The eagle soared off the side of a mountain and circled gently in the air, with only the crisp air between them and the ground. “Perhaps I will kill you,” it said.

“Whatever it takes to make you put me down,” gasped Loki. “Whatever you want. Please.”

“I want,” said the eagle, “Idunn. And I want her apples. The apples of immortality.”

Loki hung in the air. It was a long way down.

Idunn was married to Bragi, god of poetry, and she was sweet and gentle and kind. She carried a box with her, made of ash wood, which contained golden apples. When the gods felt age beginning to touch them, to frost their hair or ache their joints, then they would go to Idunn. She would open her box and allow the god or goddess to eat a single apple. As they ate it, their youth and power would return to them. Without Idunn’s apples, the gods would scarcely be gods . . .

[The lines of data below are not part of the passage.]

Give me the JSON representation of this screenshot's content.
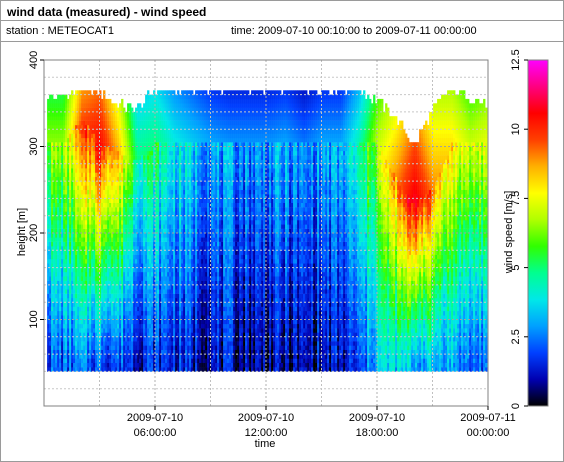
{
  "header": {
    "title": "wind data (measured) - wind speed",
    "station": "station : METEOCAT1",
    "time": "time: 2009-07-10 00:10:00 to 2009-07-11 00:00:00"
  },
  "chart_data": {
    "type": "heatmap",
    "title": "wind data (measured) - wind speed",
    "xlabel": "time",
    "ylabel": "height [m]",
    "colorbar_label": "wind speed [m/s]",
    "x_range_hours": [
      1.0,
      24.0
    ],
    "y_range": [
      0,
      400
    ],
    "color_range": [
      0,
      12.5
    ],
    "x_ticks": [
      {
        "hour": 6,
        "line1": "2009-07-10",
        "line2": "06:00:00"
      },
      {
        "hour": 12,
        "line1": "2009-07-10",
        "line2": "12:00:00"
      },
      {
        "hour": 18,
        "line1": "2009-07-10",
        "line2": "18:00:00"
      },
      {
        "hour": 24,
        "line1": "2009-07-11",
        "line2": "00:00:00"
      }
    ],
    "y_ticks": [
      100,
      200,
      300,
      400
    ],
    "colorbar_ticks": [
      {
        "value": 0,
        "label": "0"
      },
      {
        "value": 2.5,
        "label": "2.5"
      },
      {
        "value": 5,
        "label": "5"
      },
      {
        "value": 7.5,
        "label": "7.5"
      },
      {
        "value": 10,
        "label": "10"
      },
      {
        "value": 12.5,
        "label": "12.5"
      }
    ],
    "colormap": [
      "#000000",
      "#0000b0",
      "#0040ff",
      "#00a0ff",
      "#00e8e8",
      "#00ff90",
      "#30ff00",
      "#b0ff00",
      "#ffff00",
      "#ffb000",
      "#ff4000",
      "#ff0000",
      "#ff0080",
      "#ff00ff"
    ],
    "height_min": 40,
    "height_max_valid": 365,
    "height_step": 5,
    "grid": true,
    "profiles": [
      {
        "hour": 1.0,
        "top": 355,
        "low": 2.0,
        "peak": 6.5,
        "peak_h": 300
      },
      {
        "hour": 2.0,
        "top": 365,
        "low": 2.2,
        "peak": 9.5,
        "peak_h": 330
      },
      {
        "hour": 3.0,
        "top": 360,
        "low": 2.0,
        "peak": 10.5,
        "peak_h": 300
      },
      {
        "hour": 4.0,
        "top": 345,
        "low": 1.8,
        "peak": 8.5,
        "peak_h": 290
      },
      {
        "hour": 5.0,
        "top": 340,
        "low": 1.5,
        "peak": 5.0,
        "peak_h": 280
      },
      {
        "hour": 6.0,
        "top": 365,
        "low": 1.5,
        "peak": 5.0,
        "peak_h": 300
      },
      {
        "hour": 7.0,
        "top": 365,
        "low": 1.5,
        "peak": 4.0,
        "peak_h": 300
      },
      {
        "hour": 8.0,
        "top": 365,
        "low": 1.2,
        "peak": 3.5,
        "peak_h": 300
      },
      {
        "hour": 9.0,
        "top": 365,
        "low": 1.0,
        "peak": 3.0,
        "peak_h": 300
      },
      {
        "hour": 10.0,
        "top": 365,
        "low": 1.0,
        "peak": 2.8,
        "peak_h": 300
      },
      {
        "hour": 11.0,
        "top": 365,
        "low": 0.8,
        "peak": 2.8,
        "peak_h": 300
      },
      {
        "hour": 12.0,
        "top": 365,
        "low": 0.8,
        "peak": 2.8,
        "peak_h": 300
      },
      {
        "hour": 13.0,
        "top": 365,
        "low": 0.8,
        "peak": 3.0,
        "peak_h": 300
      },
      {
        "hour": 14.0,
        "top": 365,
        "low": 0.8,
        "peak": 2.5,
        "peak_h": 300
      },
      {
        "hour": 15.0,
        "top": 365,
        "low": 1.0,
        "peak": 3.0,
        "peak_h": 300
      },
      {
        "hour": 16.0,
        "top": 365,
        "low": 1.0,
        "peak": 3.0,
        "peak_h": 300
      },
      {
        "hour": 17.0,
        "top": 365,
        "low": 1.5,
        "peak": 4.5,
        "peak_h": 300
      },
      {
        "hour": 18.0,
        "top": 350,
        "low": 3.5,
        "peak": 7.0,
        "peak_h": 300
      },
      {
        "hour": 19.0,
        "top": 330,
        "low": 3.5,
        "peak": 9.0,
        "peak_h": 260
      },
      {
        "hour": 20.0,
        "top": 300,
        "low": 3.0,
        "peak": 11.0,
        "peak_h": 230
      },
      {
        "hour": 21.0,
        "top": 340,
        "low": 3.0,
        "peak": 9.0,
        "peak_h": 250
      },
      {
        "hour": 22.0,
        "top": 365,
        "low": 3.0,
        "peak": 8.0,
        "peak_h": 300
      },
      {
        "hour": 23.0,
        "top": 355,
        "low": 2.0,
        "peak": 7.0,
        "peak_h": 300
      },
      {
        "hour": 24.0,
        "top": 345,
        "low": 2.5,
        "peak": 7.5,
        "peak_h": 300
      }
    ]
  }
}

“You are not saying anything. I think,” said the eagle, “I will drag you over some more rocks and mountaintops. Perhaps I will also drag you through some deep rivers this time.”

“I’ll get the apples for you,” said Loki. “I swear it. Just let me down.”

The eagle said nothing, but with a twitch of a wing it began to descend to a green meadow from which a fire’s smoke rose. A swoop, down to where Thor and Hoenir were standing openmouthed, looking up at them. As the eagle flew above the firepit, Loki found himself falling, still grasping his spear, and he tumbled onto the grass. With a cry, the eagle beat its wings and rose above them, and in moments it was a tiny dot in the sky.